Berlin : Zehntklässler im Vergleich

Am Montag beginnen zentrale Arbeiten in allen Hauptfächern

Susanne Vieth-Entus

Die Spannung steigt: Rund 32000 Zehntklässler und ihre Lehrer steuern auf ihre ersten obligatorischen Vergleichsarbeiten zu. Gestern konnten alle Schulleiter die Aufgaben in verschlossenen Umschlägen in Empfang nehmen. Geöffnet werden dürfen sie von den Lehrern aber erst direkt vor Klausurbeginn: Am kommenden Montag geht es los mit dem Fach Deutsch, am Dienstag und Mittwoch folgen die Fremdsprachen, am 17.Mai wird Mathematik geschrieben.

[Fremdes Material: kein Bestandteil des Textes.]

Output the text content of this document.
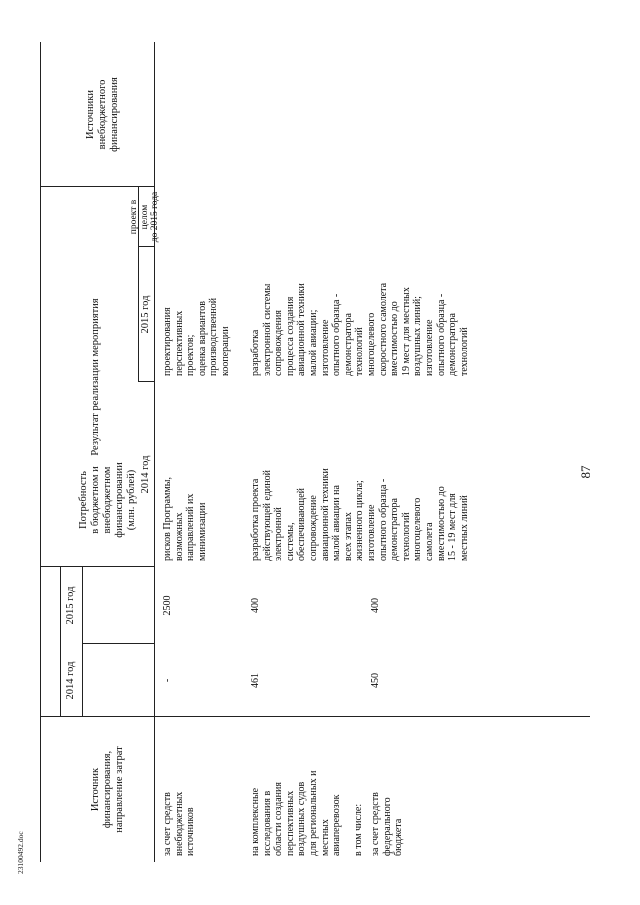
87
Источник
финансирования,
направление затрат
2014 год
2015 год
Результат реализации мероприятия
2014 год
2015 год
проект в целом
до 2015 года
Источники
внебюджетного
финансирования
за счет средств
внебюджетных
источников
-
2500
рисков Программы,
возможных
направлений их
минимизации
проектирования
перспективных
проектов;
оценка вариантов
производственной
кооперации
на комплексные
исследования в
области создания
перспективных
воздушных судов
для региональных и
местных
авиаперевозок
461
400
разработка проекта
действующей единой
электронной
системы,
обеспечивающей
сопровождение
авиационной техники
малой авиации на
всех этапах
жизненного цикла;
изготовление
опытного образца -
демонстратора
технологий
многоцелевого
самолета
вместимостью до
15 - 19 мест для
местных линий
разработка
электронной системы
сопровождения
процесса создания
авиационной техники
малой авиации;
изготовление
опытного образца -
демонстратора
технологий
многоцелевого
скоростного самолета
вместимостью до
19 мест для местных
воздушных линий;
изготовление
опытного образца -
демонстратора
технологий
в том числе: за счет средств
федерального
бюджета
450
400

Потребность
в бюджетном и
внебюджетном
финансировании
(млн. рублей)

23100492.doc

Dass die Arbeiten für die Mehrzahl der Schüler kein Honigschlecken wird, ist absehbar: Beim Probelauf mit einigen tausend Schülern im vergangenen Jahr gab es ernüchternde Ergebnisse. Insbesondere in Mathematik scheiterten Real-, Haupt- und Gesamtschüler massenhaft. Ähnlich sah es in Englisch aus. Der HU-Erziehungswissenschaftler Rainer Lehmann resümierte daraufhin, dass der Unterricht offenbar alles andere als optimal und „nicht anspruchsvoll genug“ sei. Einige Schulen forderten damals unter dem Eindruck der schlechten Ergebnisse, die Anforderungen zu senken, damit die Arbeiten besser ausfallen und mehr Schüler den Mittleren Bildungsabschluss erreichen: Den soll es ab 2006 nur bei bestandener Vergleichsarbeit geben und nicht wie bisher automatisch mit der Versetzung in die elfte Klasse.

Längst hat das Landesinstitut für Schule und Medien die Aufgabenstellungen modifiziert und Beispiele ins Internet gestellt, damit sich Eltern, Lehrer und Schüler informieren und vorbereiten können (www.lisum.de). Trotzdem sind viele Hauptschullehrer in Sorge. Sie fürchten, dass noch weniger Schüler als bisher die Mittlere Reife erreichen, weil die Vergleichsarbeiten auch für die besten ihrer Schüler zu schwierig seien. Von den Gymnasien sind ganz andere Töne zu hören. Obwohl es auch hier Schüler gab, die mit den Aufgaben ihre Probleme hatten, meinen jetzt viele Schulleiter, die neuen Aufgaben, die im Internet stünden, seien zu einfach.

Die FDP forderte gestern, die Ergebnisse der Vergleichsarbeiten nicht in den Regalen „verstauben zu lassen“. Sie sollten für ein „Schulranking“ herangezogen werden und Auswirkungen auf die Schulfinanzierung haben.